Un peu d’ordre dans ce monde de groupe
En revanche, tous nos équipements se retrouvent dans un groupe nommé “ungrouped”, lui-même dans le groupe “all”, autrement dit … il n’y a pas de groupe.
Pas très grave pour une démo dans laquelle on n’aurait qu’un seul équipement, mais si vous avez un Netbox bien peuplé, vous allez sûrement vouloir organiser un peu mieux tout ça.
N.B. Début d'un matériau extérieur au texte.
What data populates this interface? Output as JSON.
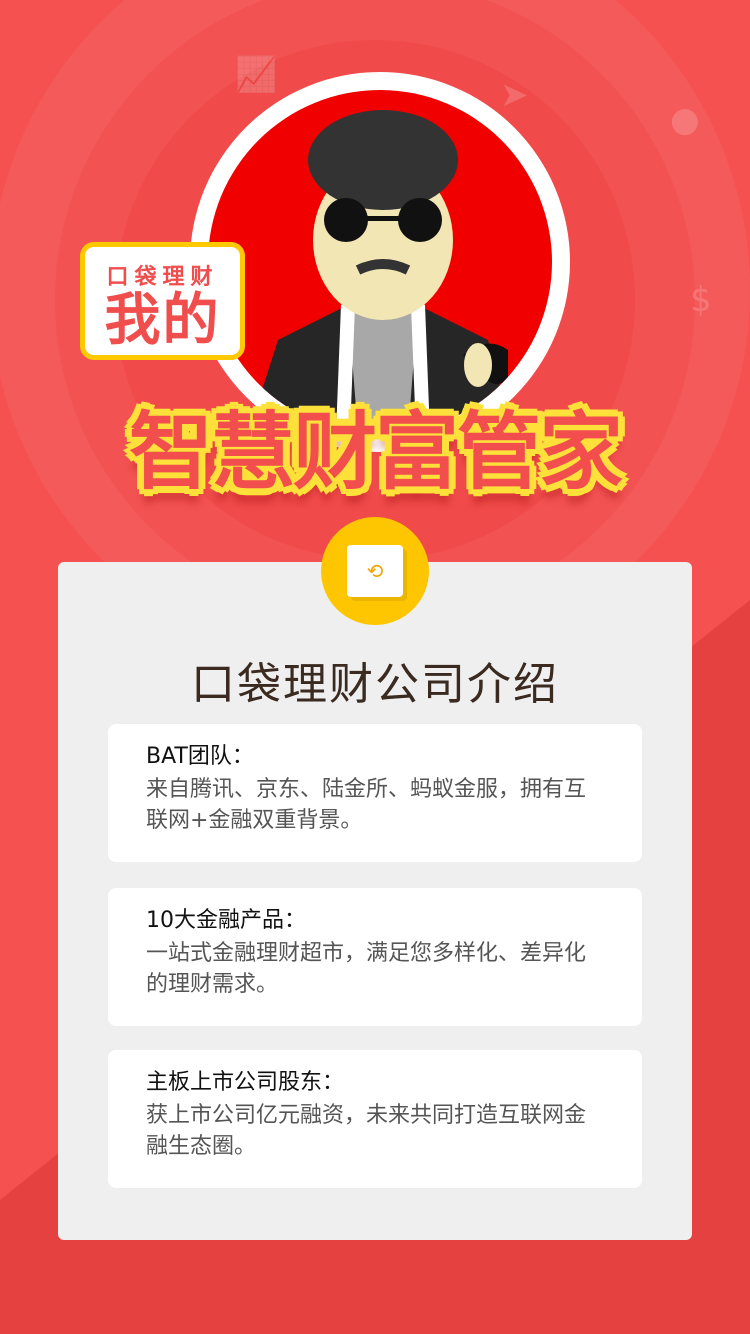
{
  "bubble": {
    "small": "口袋理财",
    "big": "我的"
  },
  "headline": "智慧财富管家",
  "card": {
    "title": "口袋理财公司介绍",
    "badge_icon": "wallet-icon",
    "items": [
      {
        "heading": "BAT团队：",
        "body": "来自腾讯、京东、陆金所、蚂蚁金服，拥有互联网+金融双重背景。"
      },
      {
        "heading": "10大金融产品：",
        "body": "一站式金融理财超市，满足您多样化、差异化的理财需求。"
      },
      {
        "heading": "主板上市公司股东：",
        "body": "获上市公司亿元融资，未来共同打造互联网金融生态圈。"
      }
    ]
  },
  "colors": {
    "background": "#f55151",
    "accent": "#fec600",
    "headline": "#f24e4e"
  }
}
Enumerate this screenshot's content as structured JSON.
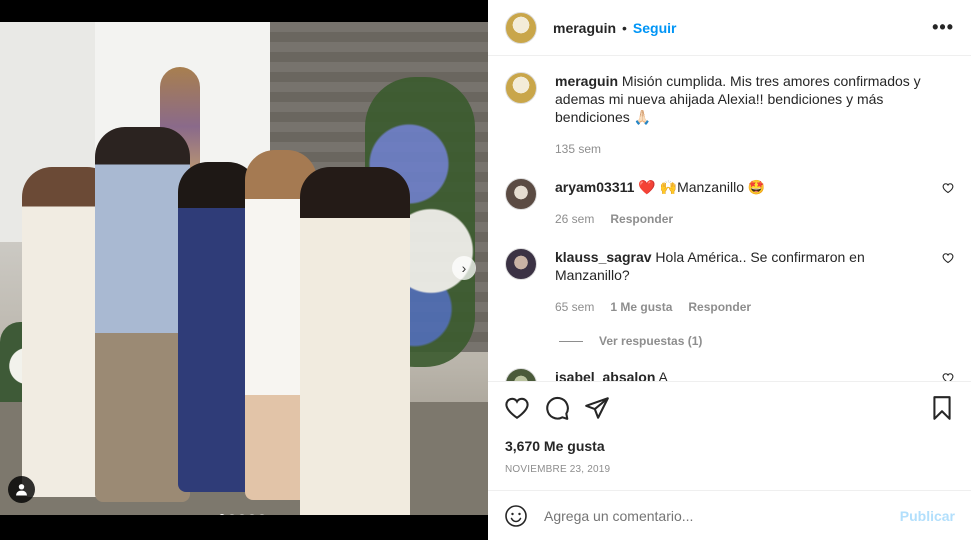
{
  "post": {
    "author": "meraguin",
    "follow_label": "Seguir",
    "more_label": "•••",
    "caption": "Misión cumplida. Mis tres amores confirmados y ademas mi nueva ahijada Alexia!! bendiciones y más bendiciones 🙏🏻",
    "caption_time": "135 sem"
  },
  "carousel": {
    "next_label": "›",
    "dots_count": 5,
    "active_dot": 0
  },
  "comments": [
    {
      "username": "aryam03311",
      "text": "❤️ 🙌Manzanillo 🤩",
      "time": "26 sem",
      "reply_label": "Responder"
    },
    {
      "username": "klauss_sagrav",
      "text": "Hola América.. Se confirmaron en Manzanillo?",
      "time": "65 sem",
      "likes_label": "1 Me gusta",
      "reply_label": "Responder",
      "view_replies": "Ver respuestas (1)"
    },
    {
      "username": "isabel_absalon",
      "text": "A"
    }
  ],
  "footer": {
    "likes": "3,670 Me gusta",
    "date": "NOVIEMBRE 23, 2019",
    "comment_placeholder": "Agrega un comentario...",
    "publish_label": "Publicar"
  },
  "icons": {
    "like": "heart-icon",
    "comment": "comment-icon",
    "share": "share-icon",
    "save": "bookmark-icon",
    "emoji": "emoji-icon",
    "tag": "user-tag-icon"
  },
  "colors": {
    "accent": "#0095f6",
    "publish_disabled": "#b2dffc",
    "secondary_text": "#8e8e8e",
    "primary_text": "#262626",
    "like_red": "#ed4956"
  }
}
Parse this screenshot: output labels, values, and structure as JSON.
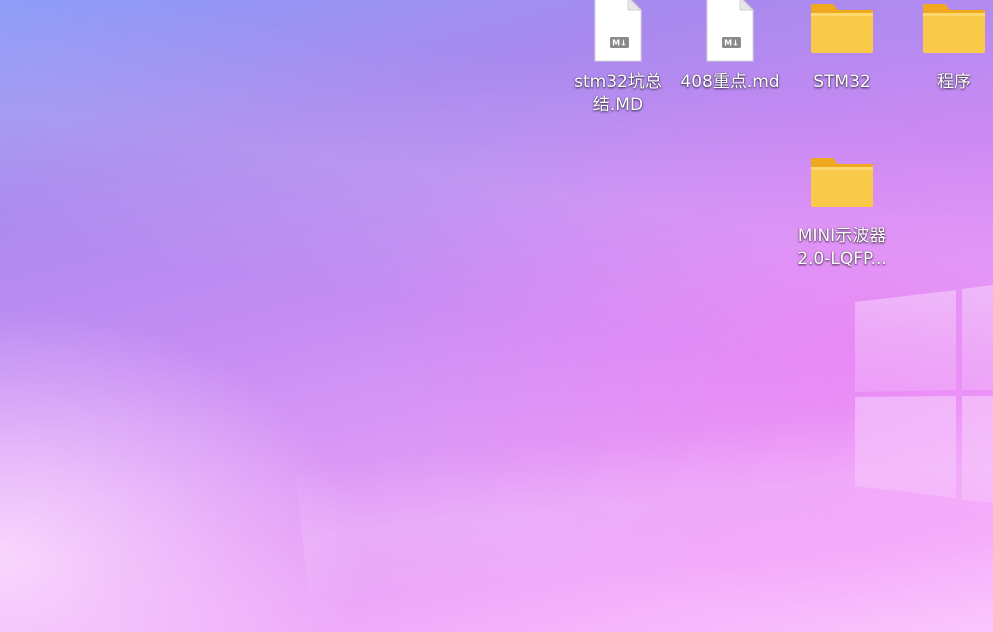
{
  "desktop": {
    "wallpaper": "windows-11-bloom-pink-purple",
    "colors": {
      "accent_top_left": "#8b9cf7",
      "accent_bottom": "#fbc6fd",
      "folder_yellow": "#f9c94a"
    },
    "icons": [
      {
        "label": "stm32坑总结.MD",
        "icon": "markdown-file-icon"
      },
      {
        "label": "408重点.md",
        "icon": "markdown-file-icon"
      },
      {
        "label": "STM32",
        "icon": "folder-icon"
      },
      {
        "label": "程序",
        "icon": "folder-icon"
      },
      {
        "label": "MINI示波器2.0-LQFP...",
        "icon": "folder-icon"
      }
    ]
  }
}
Remédions à ce souci grâce à l’option group_by
:
netbox.yaml
---
plugin: netbox.netbox.nb_inventory
query_filters:
- status: active
group_by:
- device_roles
- sites
La liste des groupes devient :
$ ansible-inventory -i netbox.yml --graph
@all:
|--@sites_local:
| |--laptop
|--@device_roles_test:
| |--laptop
|--@ungrouped:
On n’est pas bien là ? Non pas tout à fait ; le groupe sites_local
passe encore, mais vais-je devoir me coltiner device_roles_
devant chaque groupe de devices_roles ? Pas nécessairement :
netbox.yml
---
plugin: netbox.netbox.nb_inventory
query_filters:
- status: active
group_by:
- sites
keyed_groups:
- prefix: ""
separator: ""
key: device_roles[0]
La configuration peut paraître bizarre, mais elle est toutefois parfaitement fonctionnelle.
$ ansible-inventory -i netbox.yml --graph
@all:
|--@site_local:
| |--laptop
|--@test:
| |--laptop
|--@ungrouped:
Stockage du token avec Ansible-vault
Le plugin netbox.netbox.nb_inventory
s’appuie sur les deux variables d’environnement que nous avons définies plus haut, NETBOX_URL
et NETBOX_TOKEN
.
Si on utilise un système comme Kubernetes, ou une plateforme de CI/CD, il y a généralement des moyens relativement simples pour définir des variables d’environnements ; mais dans le cas particulier d’Ansible, comment peut-on stocker ces variables (en particulier le token) de manière sécurisée ?
Ansible possède un système de stockage d’information sensible : “ansible-vault”. Nous n’allons pas rentrer dans le détail du setup d’ansible-vault, cela n’a que peu d’intérêt pour ce blog post, mais pour vous donner une petite idée, vous pouvez chiffrer votre token de la sorte :
$ ansible-vault encrypt_string "${NETBOX_TOKEN}" --name 'token''
token: !vault |
$ANSIBLE_VAULT;1.1;AES256
XXXXXXXXXXXXXXXXXXX
XXXXXXXXXXXXXXXXXXX
Puis l’intégrer au fichier d’inventaire:
netbox.yml
---
plugin: netbox.netbox.nb_inventory
api_endpoint: https://demo.netbox.dev/
token: !vault |
$ANSIBLE_VAULT;1.1;AES256
XXXXXXXXXXXXXXXXXXX
XXXXXXXXXXXXXXXXXXX
query_filters:
- status: active
group_by:
- sites
keyed_groups:
- prefix: ""
separator: ""
key: device_roles[0]
Pour aller plus loin
L’inventory permet d’avoir les informations génériques (nom, site, adresse IP principale, etc.) d’un device. En revanche, si on souhaite obtenir toutes les informations d’un device (par exemple, avoir accès à toutes les interfaces d’un serveur et non uniquement la principale), il va falloir faire des requêtes Netbox supplémentaires. Vous pouvez utiliser pour cela le lookup nb_lookup (livré avec la collection netbox.netbox) dans des rôles au moment où vous avez besoin de travailler avec.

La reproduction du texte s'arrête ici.